Neue DVD über Nidderau-Ostheim: „Babbeler-Stammtisch“ erinnert an „Uusthemer Originale“ und Anekdoten

Jedes Dorf hat seine Geschichte. Und seine Geschichten. Ostheim ist besonders reich an Anekdoten und „Originalen“ aus früheren Tagen, die das Dorfgeschehen prägten. Georg Brodt und Waldemar Förter haben sie auf DVD festgehalten.
Nidderau – So etwa Heinrich Ott, im Dorf „Urte Heine“ genannt. Nicht lange nach Kriegsende soll er beim Kartoffelernten auf dem Feld von zwei vorbeikommenden „Amis“ angesprochen worden sein. „Potatoe, potatoe“ sagten die hungrigen Soldaten auf Amerikanisch mit Blick auf die dicken Kartoffeln.
Dem „Urte Heine“ wurde es jedoch Angst und Bange. Des Amerikanischen nicht mächtig, hatte er „Partei dou!

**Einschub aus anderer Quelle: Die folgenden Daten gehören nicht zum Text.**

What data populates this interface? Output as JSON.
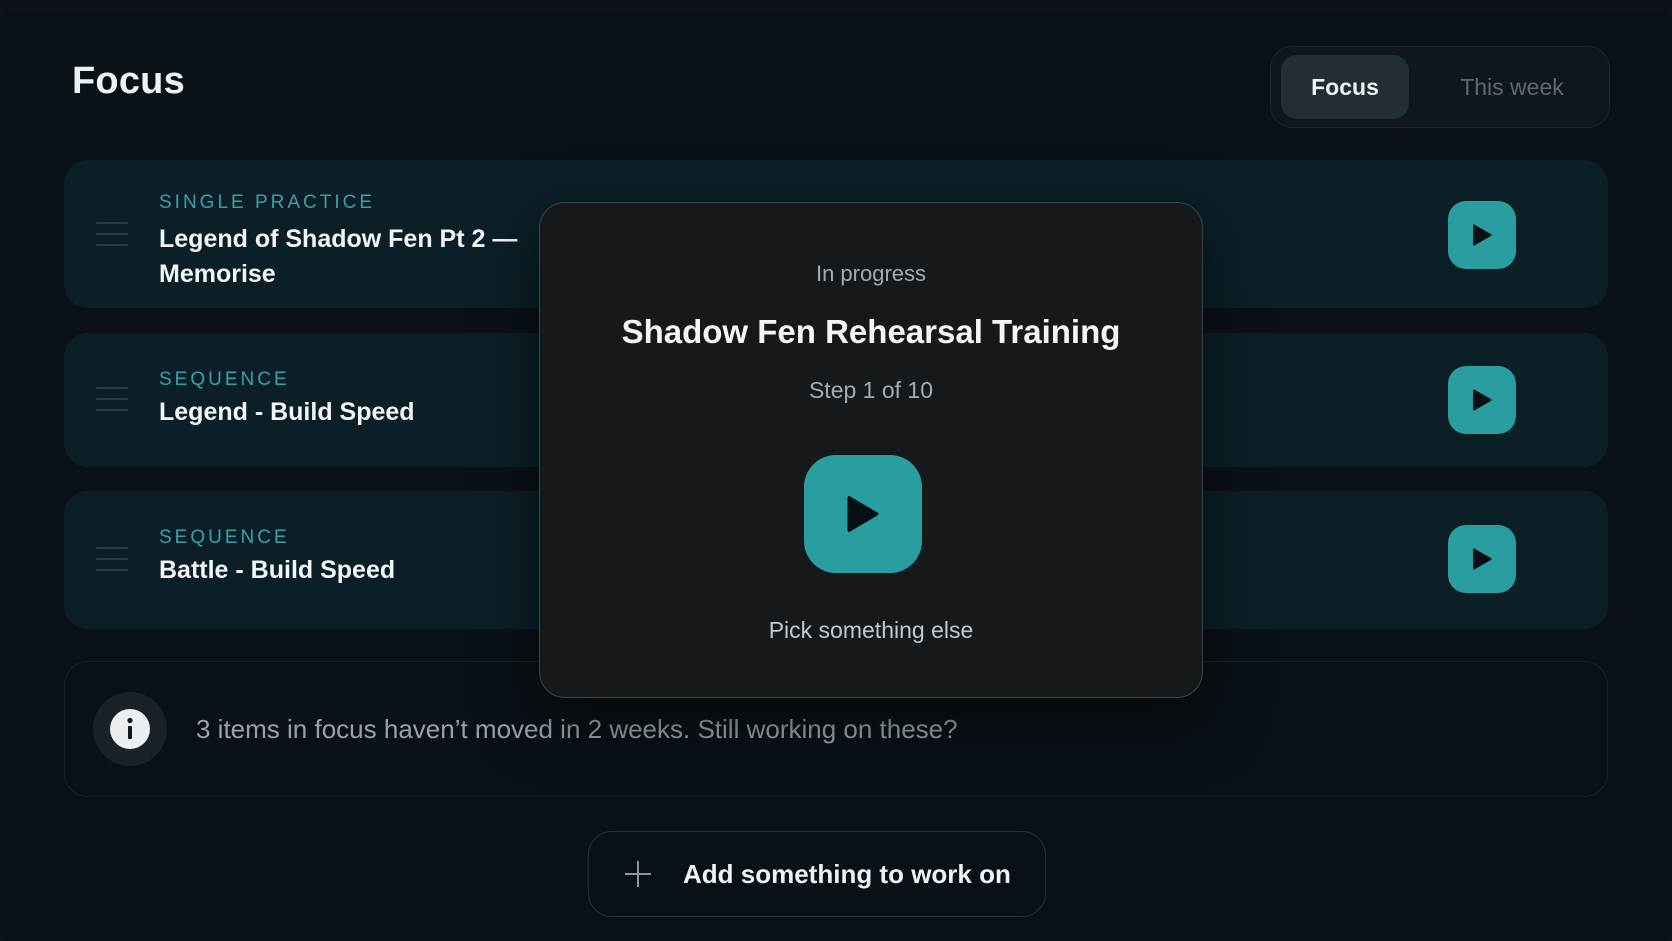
{
  "header": {
    "title": "Focus",
    "tabs": [
      {
        "label": "Focus",
        "active": true
      },
      {
        "label": "This week",
        "active": false
      }
    ]
  },
  "items": [
    {
      "kind": "SINGLE PRACTICE",
      "title": "Legend of Shadow Fen Pt 2 — Memorise",
      "action_icon": "play-icon"
    },
    {
      "kind": "SEQUENCE",
      "title": "Legend - Build Speed",
      "action_icon": "play-icon"
    },
    {
      "kind": "SEQUENCE",
      "title": "Battle - Build Speed",
      "action_icon": "play-icon"
    }
  ],
  "notice": {
    "icon": "info-icon",
    "text": "3 items in focus haven’t moved in 2 weeks. Still working on these?"
  },
  "add_button": {
    "icon": "plus-icon",
    "label": "Add something to work on"
  },
  "modal": {
    "status": "In progress",
    "title": "Shadow Fen Rehearsal Training",
    "step": "Step 1 of 10",
    "play_icon": "play-icon",
    "alternate_label": "Pick something else"
  },
  "colors": {
    "accent": "#2a9da1",
    "kind_label": "#38a3a6",
    "background": "#0a1116",
    "row_background": "#0c1f27",
    "modal_background": "#16191c"
  }
}
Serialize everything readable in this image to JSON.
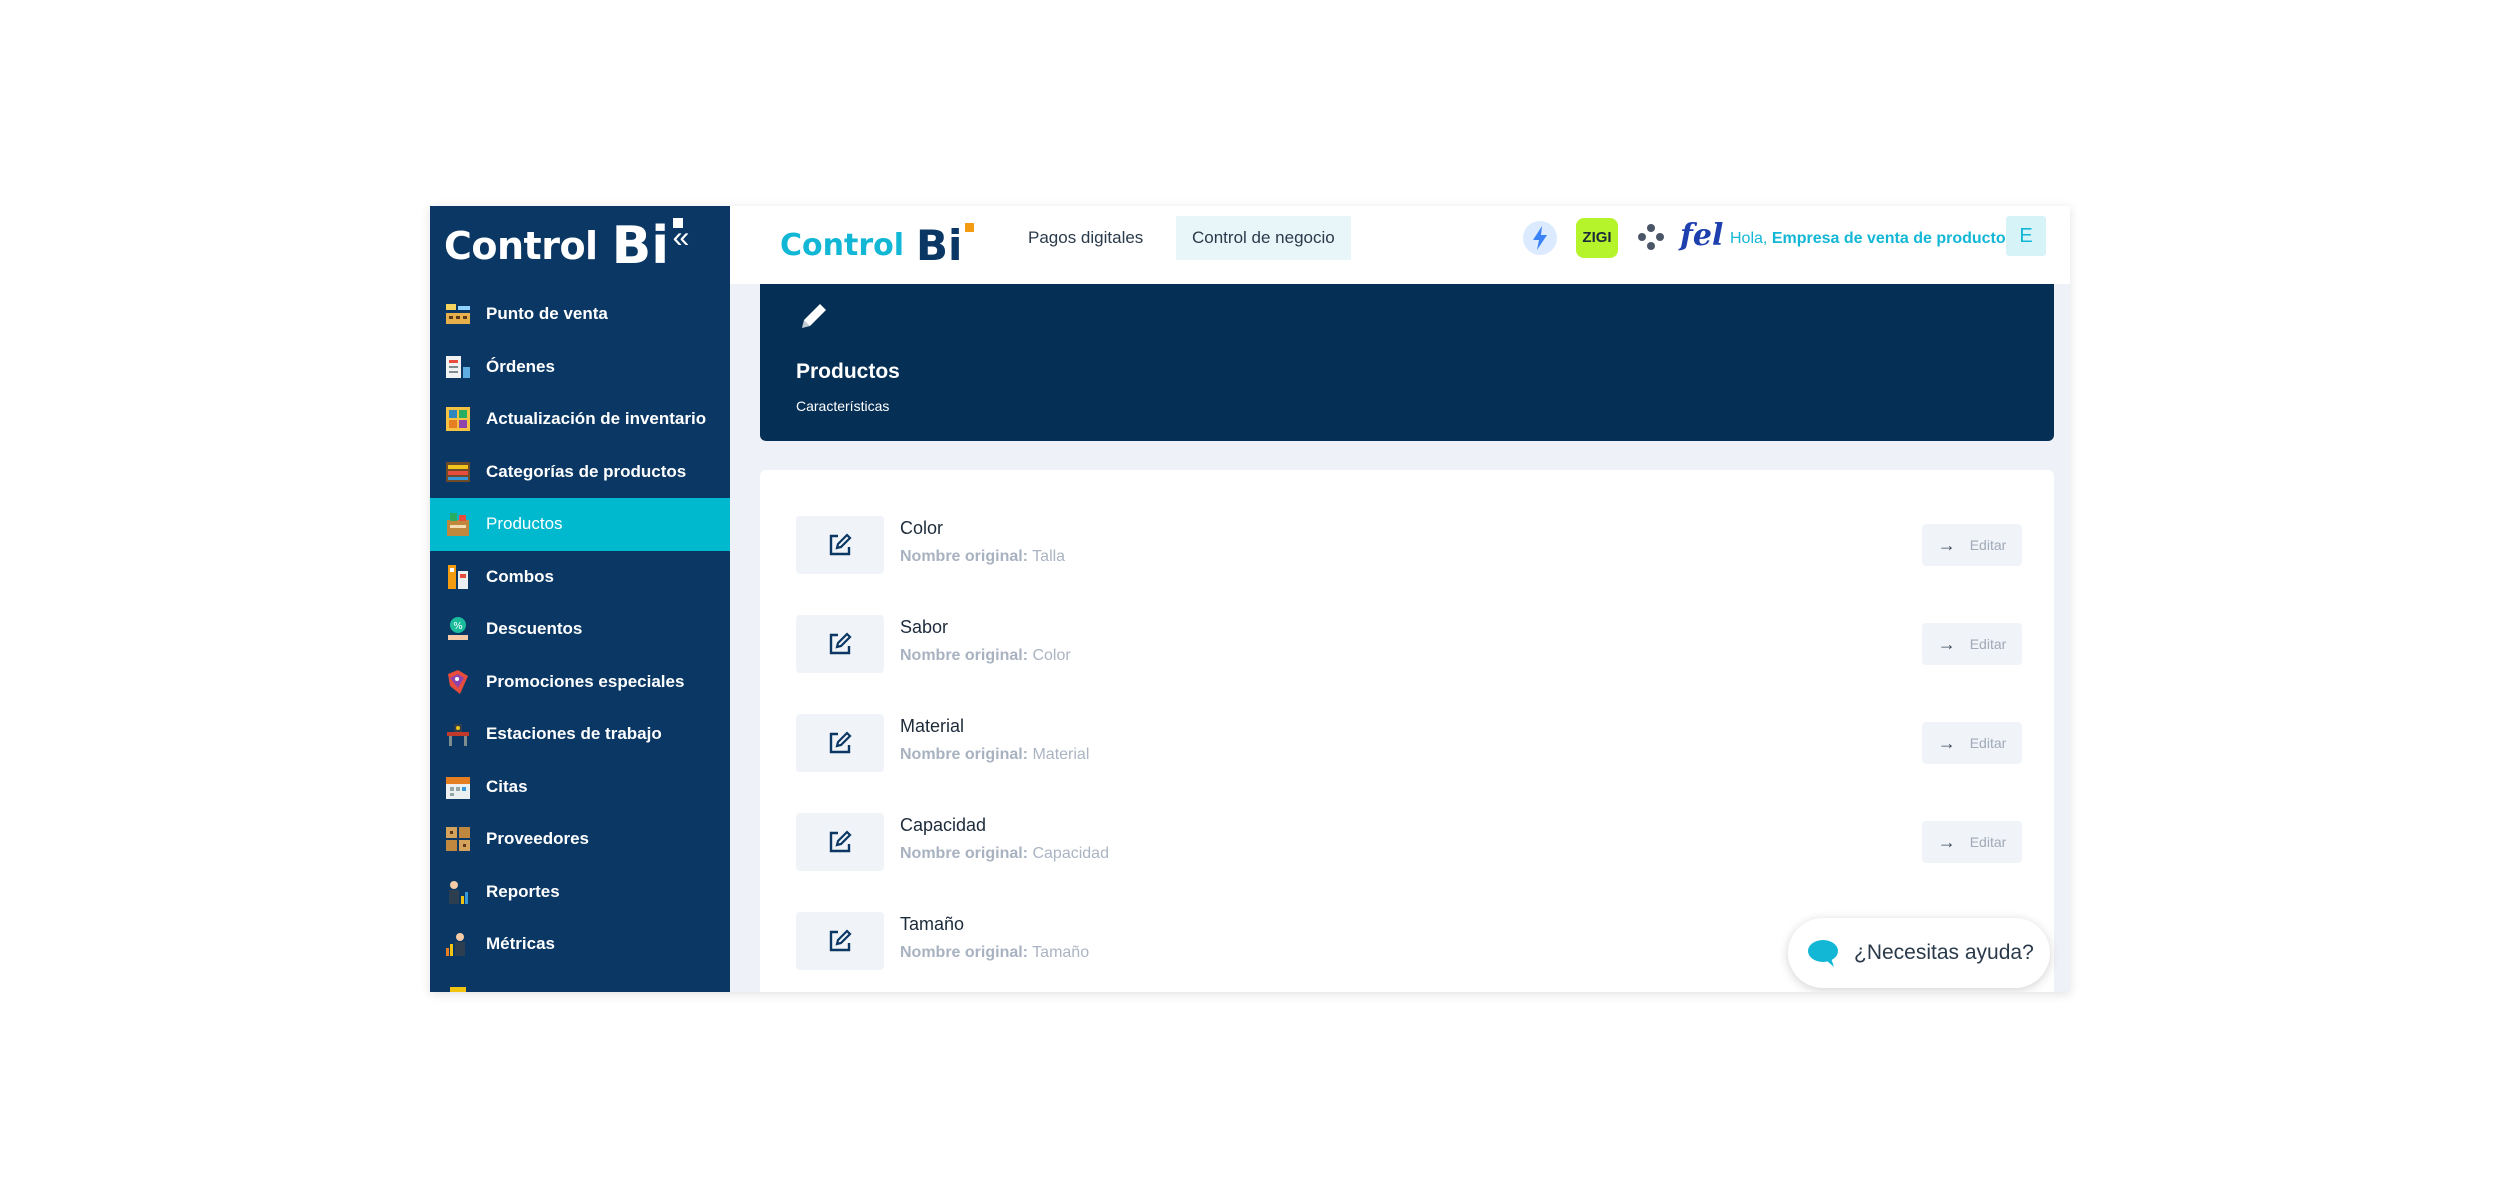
{
  "sidebar": {
    "logo": {
      "text": "Control",
      "mark": "Bi"
    },
    "collapse_icon": "«",
    "items": [
      {
        "label": "Punto de venta",
        "icon": "cash-register-icon",
        "active": false
      },
      {
        "label": "Órdenes",
        "icon": "orders-icon",
        "active": false
      },
      {
        "label": "Actualización de inventario",
        "icon": "inventory-icon",
        "active": false
      },
      {
        "label": "Categorías de productos",
        "icon": "categories-icon",
        "active": false
      },
      {
        "label": "Productos",
        "icon": "products-icon",
        "active": true
      },
      {
        "label": "Combos",
        "icon": "combos-icon",
        "active": false
      },
      {
        "label": "Descuentos",
        "icon": "discounts-icon",
        "active": false
      },
      {
        "label": "Promociones especiales",
        "icon": "promotions-icon",
        "active": false
      },
      {
        "label": "Estaciones de trabajo",
        "icon": "workstations-icon",
        "active": false
      },
      {
        "label": "Citas",
        "icon": "calendar-icon",
        "active": false
      },
      {
        "label": "Proveedores",
        "icon": "suppliers-icon",
        "active": false
      },
      {
        "label": "Reportes",
        "icon": "reports-icon",
        "active": false
      },
      {
        "label": "Métricas",
        "icon": "metrics-icon",
        "active": false
      }
    ]
  },
  "header": {
    "logo": {
      "text": "Control",
      "mark": "Bi"
    },
    "nav": [
      {
        "label": "Pagos digitales"
      },
      {
        "label": "Control de negocio"
      }
    ],
    "zigi_label": "ZIGI",
    "fel_label": "fel",
    "greeting_prefix": "Hola,",
    "company_name": "Empresa de venta de productos",
    "avatar_initial": "E"
  },
  "banner": {
    "title": "Productos",
    "subtitle": "Características"
  },
  "features": {
    "original_label": "Nombre original:",
    "edit_label": "Editar",
    "edit_arrow": "→",
    "rows": [
      {
        "name": "Color",
        "original": "Talla"
      },
      {
        "name": "Sabor",
        "original": "Color"
      },
      {
        "name": "Material",
        "original": "Material"
      },
      {
        "name": "Capacidad",
        "original": "Capacidad"
      },
      {
        "name": "Tamaño",
        "original": "Tamaño"
      }
    ]
  },
  "help": {
    "label": "¿Necesitas ayuda?"
  },
  "colors": {
    "sidebar_bg": "#0a3763",
    "active_item": "#00b9cf",
    "brand_cyan": "#12b7d6",
    "banner_bg": "#062f55",
    "zigi_green": "#b5f32a"
  }
}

Partei dou!“ verstanden und befürchtete, die Amerikaner seien auf der Suche nach Nazis und Angehörigen der NSDAP. Die Soldaten jedoch sammelten kurzerhand ein paar Kartoffeln in ihre Mützen und machten sich wieder vom Acker.
Ein gefundenes Fressen für die „Amis“, sozusagen. Und für Waldemar Förter und Georg Brodt. Das Duo ist im Dorf bereits für seine auf Video festgehaltene Zeitzeugen-Reihe bekannt (siehe Infokasten). „In unseren Interviews mit alten Dorfbewohnern kamen so viele Originale und interessante Geschichten von früher vor, dass ich auf die Idee kam, diese Geschichten zu sammeln und festzuhalten“, erklärt Waldemar Förter.
Eingespieltes Team durch Zeitzeugen-Reihe
Natürlich war Georg Brodt, der die Zeitzeugen-Reihe initiiert hatte, auch diesmal mit im Boot und sprach alteingesessene Ostheimer an, ihre Erinnerungen an einem „Babbeler-Stammtisch“ zu teilen. Natürlich sollte das Gespräch auf „Uusthemer Mundart“ festgehalten werden. „Die Anekdoten bekommen ihr Salz erst durch den Dialekt“, befindet Förter. Und so entstand mit der Videoaufnahme nebenbei sogar noch ein sprachwissenschaftlich interessantes Dokument.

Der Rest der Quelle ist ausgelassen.